I learned to use the phrase “This is a need BECAUSE…”

  • This extra step makes a timeless need more realistic and understandable
  • Asking why it is a timeless need and using that question to identify which driving forces are behind that timeless need helped us refine our focus and figure out which trends/driving forces were the most important for the organization.

I learned that futurists exercises help to zero in on “The Moderately Plausible Future”

  • These are things that or may not happen but are very important to the business or situation
  • The “moderately plausible future” can be discovered through the Critical Uncertainties exercise
The rectangle in the middle highlights items in the “Moderate Middle”

I learned that futurists work on “Making the Equation More Predictable”

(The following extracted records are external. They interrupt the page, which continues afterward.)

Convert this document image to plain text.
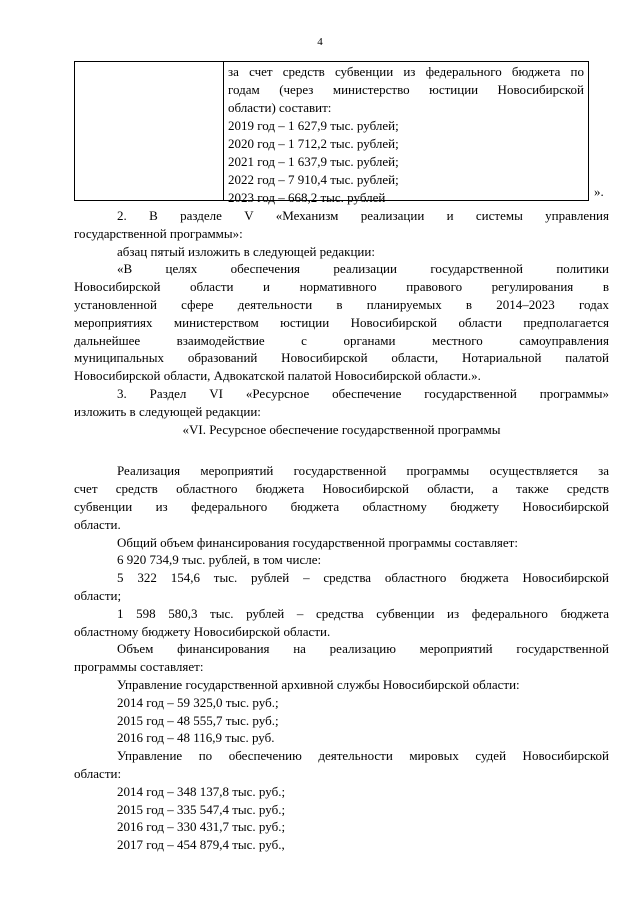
4
за счет средств субвенции из федерального бюджета по
годам (через министерство юстиции Новосибирской
области) составит:
2019 год – 1 627,9 тыс. рублей;
2020 год – 1 712,2 тыс. рублей;
2021 год – 1 637,9 тыс. рублей;
2022 год – 7 910,4 тыс. рублей;
2023 год – 668,2 тыс. рублей	».

2. В разделе V «Механизм реализации и системы управления

государственной программы»:

абзац пятый изложить в следующей редакции:

«В целях обеспечения реализации государственной политики

Новосибирской области и нормативного правового регулирования в

установленной сфере деятельности в планируемых в 2014–2023 годах

мероприятиях министерством юстиции Новосибирской области предполагается

дальнейшее взаимодействие с органами местного самоуправления

муниципальных образований Новосибирской области, Нотариальной палатой

Новосибирской области, Адвокатской палатой Новосибирской области.».

3. Раздел VI «Ресурсное обеспечение государственной программы»

изложить в следующей редакции:

«VI. Ресурсное обеспечение государственной программы

Реализация мероприятий государственной программы осуществляется за

счет средств областного бюджета Новосибирской области, а также средств

субвенции из федерального бюджета областному бюджету Новосибирской

области.

Общий объем финансирования государственной программы составляет:

6 920 734,9 тыс. рублей, в том числе:

5 322 154,6 тыс. рублей – средства областного бюджета Новосибирской

области;

1 598 580,3 тыс. рублей – средства субвенции из федерального бюджета

областному бюджету Новосибирской области.

Объем финансирования на реализацию мероприятий государственной

программы составляет:

Управление государственной архивной службы Новосибирской области:

2014 год – 59 325,0 тыс. руб.;

2015 год – 48 555,7 тыс. руб.;

2016 год – 48 116,9 тыс. руб.

Управление по обеспечению деятельности мировых судей Новосибирской

области:

2014 год – 348 137,8 тыс. руб.;

2015 год – 335 547,4 тыс. руб.;

2016 год – 330 431,7 тыс. руб.;

2017 год – 454 879,4 тыс. руб.,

  • When it comes to critical uncertainties, we should ask “How can we move that away from that unpredictable border?”
  • For example, if an extremely uncertain yet very important factor is cash flow, futurists might suggest that a business explore what types of contracts they can put in place with vendors to make cash flow more predictable

Last but not least, I learned about Dator’s 3 Laws of Foresight:

  1. Since the future doesn’t exist (yet), no one can predict the future
  2. Any useful forecast of the future needs to appear at least a little ridiculous
  3. We shape our tools; then our tools shape us

Although we can plan for the future and try to understand what might happen, no one really knows what will happen. When it comes to foresight, the sky’s the limit. Foresight is based on facts, trends and logic, but just like no one could have known things like the internet or recording sound would become possible, no one really knows what we have in store for the future.

We have a choice in what tools we create, how we create them and how we use them. Once tools are created, we end up adapting to them (when is the last time you went somewhere without your phone?) so we must be mindful of our intentions and possible scenarios for everything we create. Who knows what could happen next?